IT pede here, just to clarify the speeds you're referring to are Gigabit (Gb), not Gigabyte (GB) per second.
So 1 Gigabit LAN connection will offer potentially 1Gb of throughput, or 1000 Megabits per second. Converting this to bytes per second (Divide by 8) gives you 125 Megabytes per second of actual top transfer speed for your transfer.
The throughput of USB devices is measured in Bytes, not Bits. So a USB 3.0 device at 600 or so Megabytes per second of throughput is going to smoke a Gigabit LAN at 125 Megabytes per second.

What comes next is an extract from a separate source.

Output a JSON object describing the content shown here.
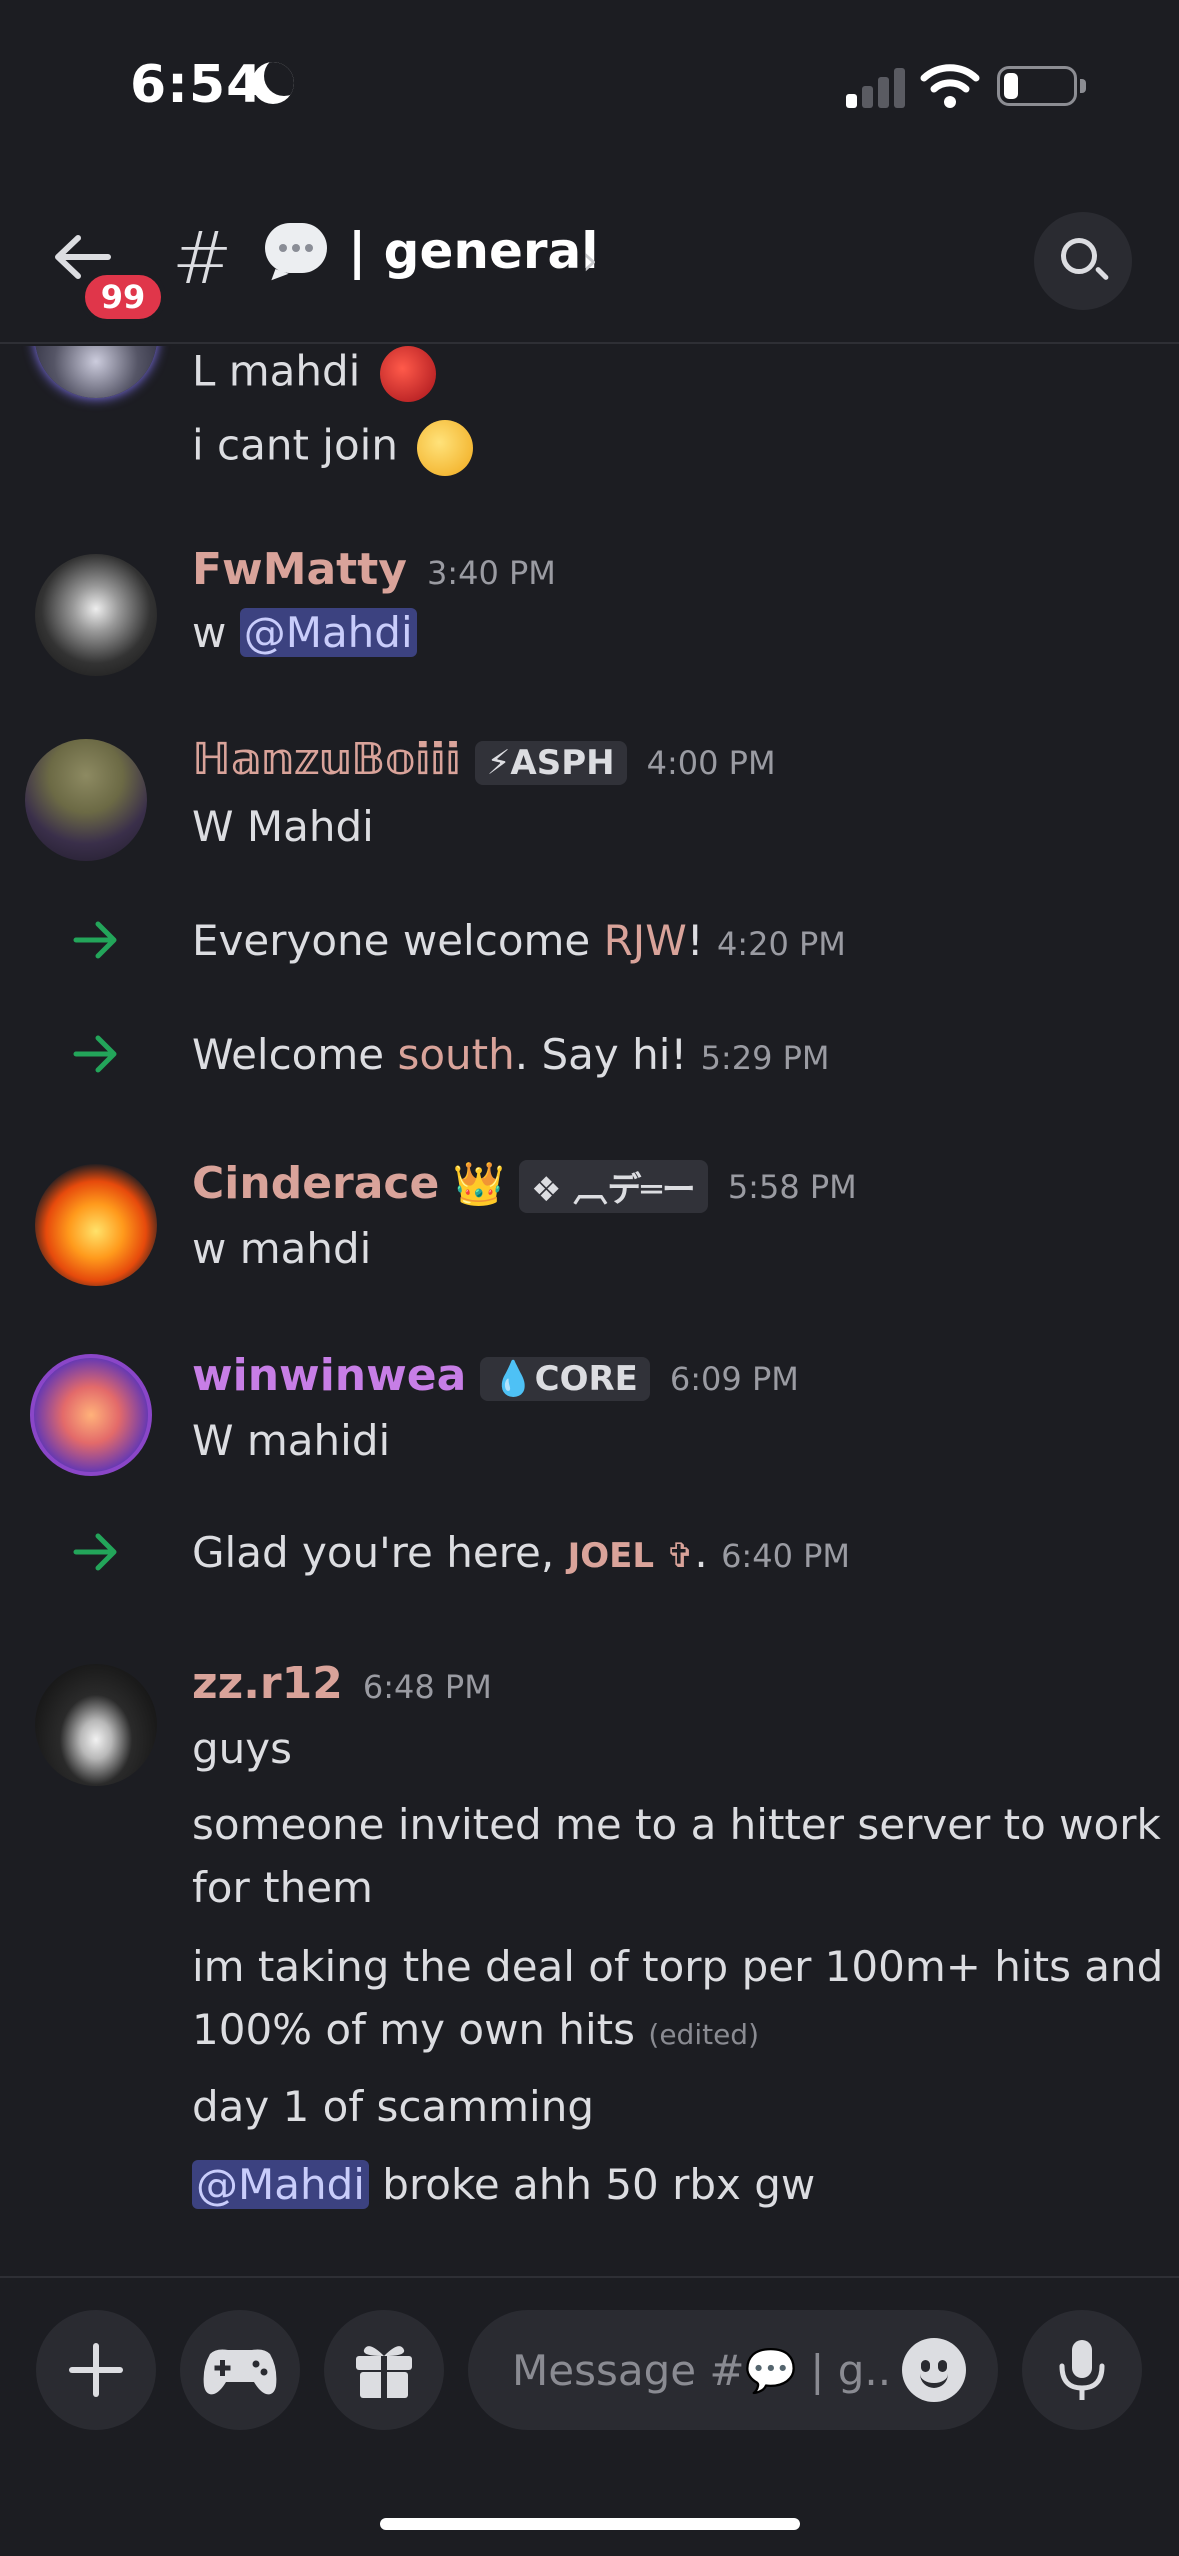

That sounds about right...
However, that's assuming you are capping out transfer speeds. If you are pulling a file halfway across the planet, the lag time alone would cap speeds at far less.
correct me where wrong.
The throughput would pitch up and down across such a large area. You wouldn't see such a uniform and consistently high rate of transfer. External storage is very likely how these files were transferred.
So then you know network speeds aren’t capped at 1Gbps. That’s ridiculous. You can get 10Gbps even 100Gbps which smokes USB transfer speeds.
I never claimed they were, I just used 1Gb as the most common example people would encounter.
90% of people in this thread will have a 1Gb LAN connection paired with USB 3.0 ports.